Pergolakan masyarakat Pati, Jawa Tengah, terhadap kebijakan Bupati Sudewo terkait kenaikan Pajak Bumi dan Bangunan Perdesaan dan Perkotaan (PBB-P2) sebesar 250% ternyata bukan peristiwa yang berdiri sendiri. Akar perlawanan ini jauh lebih dalam, tertanam dalam sejarah panjang perjuangan masyarakat Pati yang menolak ketidakadilan.
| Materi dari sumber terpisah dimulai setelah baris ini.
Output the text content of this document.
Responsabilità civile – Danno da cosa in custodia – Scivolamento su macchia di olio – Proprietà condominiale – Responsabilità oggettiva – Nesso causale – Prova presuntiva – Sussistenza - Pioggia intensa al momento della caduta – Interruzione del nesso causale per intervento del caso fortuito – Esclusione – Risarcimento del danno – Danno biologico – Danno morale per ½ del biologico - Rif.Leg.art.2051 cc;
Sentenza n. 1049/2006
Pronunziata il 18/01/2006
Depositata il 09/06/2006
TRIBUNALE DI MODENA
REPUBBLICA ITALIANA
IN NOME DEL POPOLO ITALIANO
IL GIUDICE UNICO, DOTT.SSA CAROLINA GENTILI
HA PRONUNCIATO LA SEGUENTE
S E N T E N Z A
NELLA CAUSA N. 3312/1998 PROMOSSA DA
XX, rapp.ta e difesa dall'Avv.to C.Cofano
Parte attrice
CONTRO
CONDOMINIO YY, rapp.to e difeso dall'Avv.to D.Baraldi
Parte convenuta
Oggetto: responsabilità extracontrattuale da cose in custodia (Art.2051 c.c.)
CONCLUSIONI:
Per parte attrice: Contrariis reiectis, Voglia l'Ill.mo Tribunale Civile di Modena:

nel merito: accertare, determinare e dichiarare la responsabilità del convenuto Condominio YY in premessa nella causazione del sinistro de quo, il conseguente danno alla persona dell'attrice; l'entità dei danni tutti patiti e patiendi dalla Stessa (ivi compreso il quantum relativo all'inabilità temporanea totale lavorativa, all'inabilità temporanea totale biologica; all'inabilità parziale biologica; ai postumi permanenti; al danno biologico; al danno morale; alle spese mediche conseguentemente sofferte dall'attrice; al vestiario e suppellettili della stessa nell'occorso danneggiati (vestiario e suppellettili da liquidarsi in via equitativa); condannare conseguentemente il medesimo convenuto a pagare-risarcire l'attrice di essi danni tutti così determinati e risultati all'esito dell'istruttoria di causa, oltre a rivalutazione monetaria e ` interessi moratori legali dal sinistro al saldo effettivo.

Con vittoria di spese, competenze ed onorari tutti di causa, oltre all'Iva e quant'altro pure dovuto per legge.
Bibit Perlawanan yang Mengakar
Penolakan warga Pati terhadap kebijakan yang dianggap memberatkan ini, ternyata terinspirasi dari nilai-nilai luhur yang diwariskan oleh Samin Surosentiko, tokoh yang gigih menentang penindasan di masa kolonial. Ajaran Saminisme yang menekankan kesederhanaan, kejujuran, dan perlawanan tanpa kekerasan, masih relevan hingga kini.
Selain itu, fenomena golput yang mencolok pada Pilkada Pati tahun 2011 juga menjadi indikasi bahwa masyarakat Pati memiliki sikap kritis terhadap sistem politik dan pemerintahan yang dianggap tidak berpihak pada kepentingan rakyat.
Aksi Demonstrasi yang Menggema
Aksi demonstrasi yang dilakukan Aliansi Masyarakat Pati Bersatu pada 13 Agustus lalu menjadi puncak kemarahan warga. Mereka merasa terpanggil untuk menyuarakan aspirasi dan menuntut keadilan. Dukungan pun mengalir dari berbagai penjuru, baik dari dalam maupun luar daerah.
Meskipun sempat dicap sebagai "massa bayaran", semangat gotong royong dan solidaritas warga Pati justru semakin menguat. Mereka mengumpulkan donasi berupa makanan, minuman, dan logistik lainnya untuk mendukung aksi demonstrasi.
Dari Samin hingga Generasi Kini
Perlawanan masyarakat Pati ini menjadi bukti bahwa semangat perjuangan untuk membela kebenaran dan keadilan tidak pernah padam. Nilai-nilai yang diwariskan oleh Samin Surosentiko terus menginspirasi generasi muda Pati untuk berani melawan segala bentuk penindasan.
Sosiolog Ronald Adam, bahkan meyakini, demonstrasi tersebut menegaskan bahwa warga Pati secara umum sedari dulu punya nuansa perlawanan yang kuat terhadap sistem yang menindas.
Akankah Aksi Pati Menular?
Kenaikan PBB-P2 juga terjadi di sejumlah daerah lain. Namun, belum tentu aksi serupa akan terjadi. Ronald Adam berpendapat bahwa "sumbu perlawanan" di Pati berbeda dengan daerah lain. Sejarah panjang perlawanan dan memori kolektif sebagai masyarakat dengan tradisi perlawanan yang kuat, membuat aksi di Pati begitu bergelora.
Luka dan Harapan
Aksi demonstrasi 13 Agustus lalu meninggalkan luka bagi sebagian warga Pati. Namun, semangat untuk memperjuangkan keadilan dan kesejahteraan tidak akan surut. Masyarakat Pati berharap agar pemerintah daerah dapat lebih bijaksana dalam mengambil kebijakan dan mendengarkan aspirasi rakyat.
Artikel ini mencoba untuk menceritakan kisah perlawanan masyarakat Pati dari berbagai sudut pandang, mulai dari sejarah, budaya, hingga kondisi sosial politik. Tujuannya adalah untuk memberikan pemahaman yang lebih mendalam tentang akar permasalahan dan semangat perjuangan yang membara di Pati.